In another context the Chancellor has already recognised the value of the company structure of family businesses as a whole by the changes he has made in corporation tax. To a certain extent I call in aid Chapter 13.6 of the Bolton Committee Report on Small Firms. Admittedly the report was referring to small industrial businesses and I am referring to those engaged in husbandry or forestry, but the point remains good. The cost to the Exchequer would be nil. No one in his right mind will form an agricultural company with the present death duty provisions. There would be therefore no net loss to the Exchequer by agreeing to the Clause. I hope my right hon. Friend the Chancellor will give consideration to the matter in the future. 12 midnight.

Mr. Nott

As the House knows, agricultural land which passes on death enjoys special relief in the form of a 45 per cent. reduction in the amount of duty payable. The relief also applies where what passes on the death is a block of shares in a family company valued on an assets basis; there is relief of 45 per cent. of the duty on the proportion of the value of the shares attributable to agricultural land used for the purposes of husbandry carried out by the company itself, but not where the company lets the land.

The Clause would extend 45 per cent. relief to cases where the company lets the land. I have to admit straight away that there is some logic in the argument put forward by my hon. Friends the Members for Ludlow (Mr. More) and Buckingham (Mr. Benyon) about the tax system not standing in the way of families farming and letting their land in the way which they think fit. However, I have to say to my hon. Friends that, for reasons which I will explain, it is not an appropriate moment for us to extend 45 per cent. relief. It is an important relief and, although there are categories of property which enjoy it, there will inevitably be pressure from many different categories to extend it.

In giving an example, I will refer quickly to the Bolton Committee which was referred to by my hon. Friend. He mentioned one point that the Committee recommended, but it also recommended that the 45 per cent. relief should be extended to the ownership of industrial land and buildings, whether or not the landlord used them for a trade.

The Committee pointed out that there is some element of discrimination in the existing law relating to agricultural land. The 45 per cent. relief is given by reference to ownership only, and it could be argued that the 45 per cent. relief for shares in a company farming its land, which was introduced in 1954, or the existing relief for agricultural land let by an individual, which dates from 1925, is too generous.

That is a matter which I should not wish to argue in this case. However, it cannot be denied that, if the Clause were accepted, which would extend the estate duty relief in the manner proposed, the gap between the family industrial business and the family agricultural business would be widened further. The Bolton Committee referred to this point.

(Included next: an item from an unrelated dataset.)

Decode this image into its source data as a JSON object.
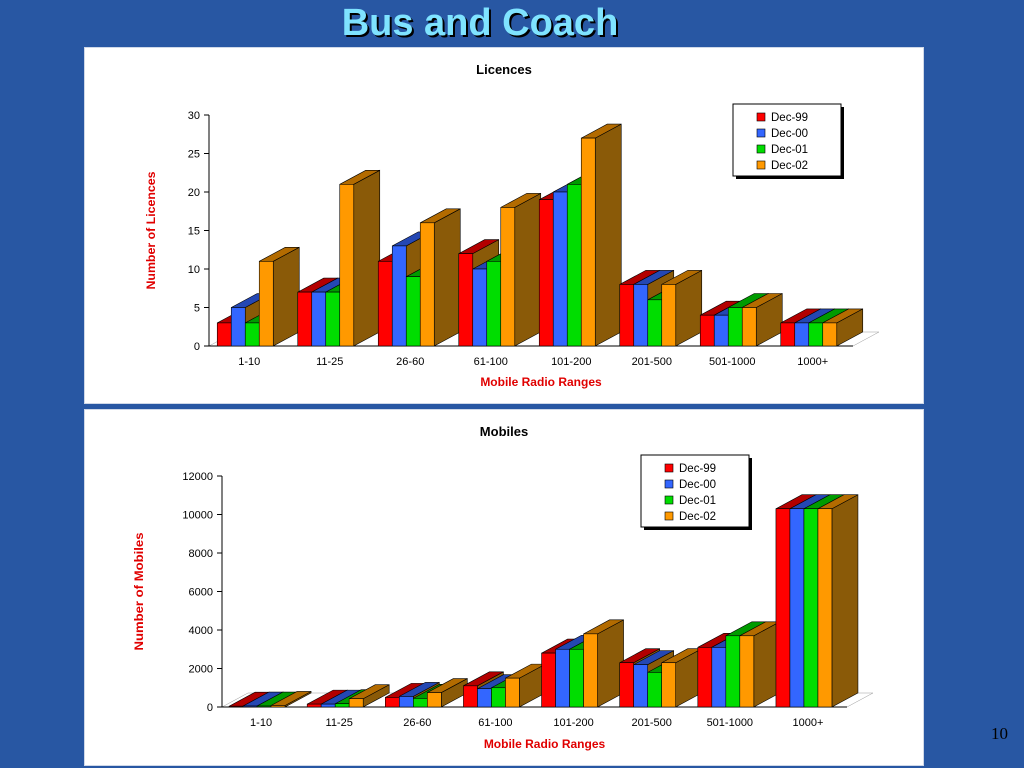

The principal reason why the Clause is not acceptable to the Government is that the 45 per cent. relief, together with many other matters, will have to be considered fully in the review of estate duty following the publication of the Green Paper, which will set out a possible inheritance tax as an alternative to the present estate duty.

My hon. Friends will be aware that the points which they made in moving the Clause will most appropriately form part of the general discussion which will be developed in the Green Paper. It is for that reason that I should like my hon. Friends not to press the Clause. The whole question of taxation of capital on death is under review and it would not be sensible for us now to take on board a point of importance but nevertheless of detail.

Mr. More

I am grateful to the Minister for what he said. No section of the community is more aware of the importance of the Green Paper and the general review which it contemplates in death duty taxation than the agricultural land-owning community. It is good to be told that regard will be given in the general review to the special point which has been raised in the Clause. In the light of what my hon. Friend said, I beg to ask leave to withdraw the Motion.

Motion, and Clause, by leave withdrawn.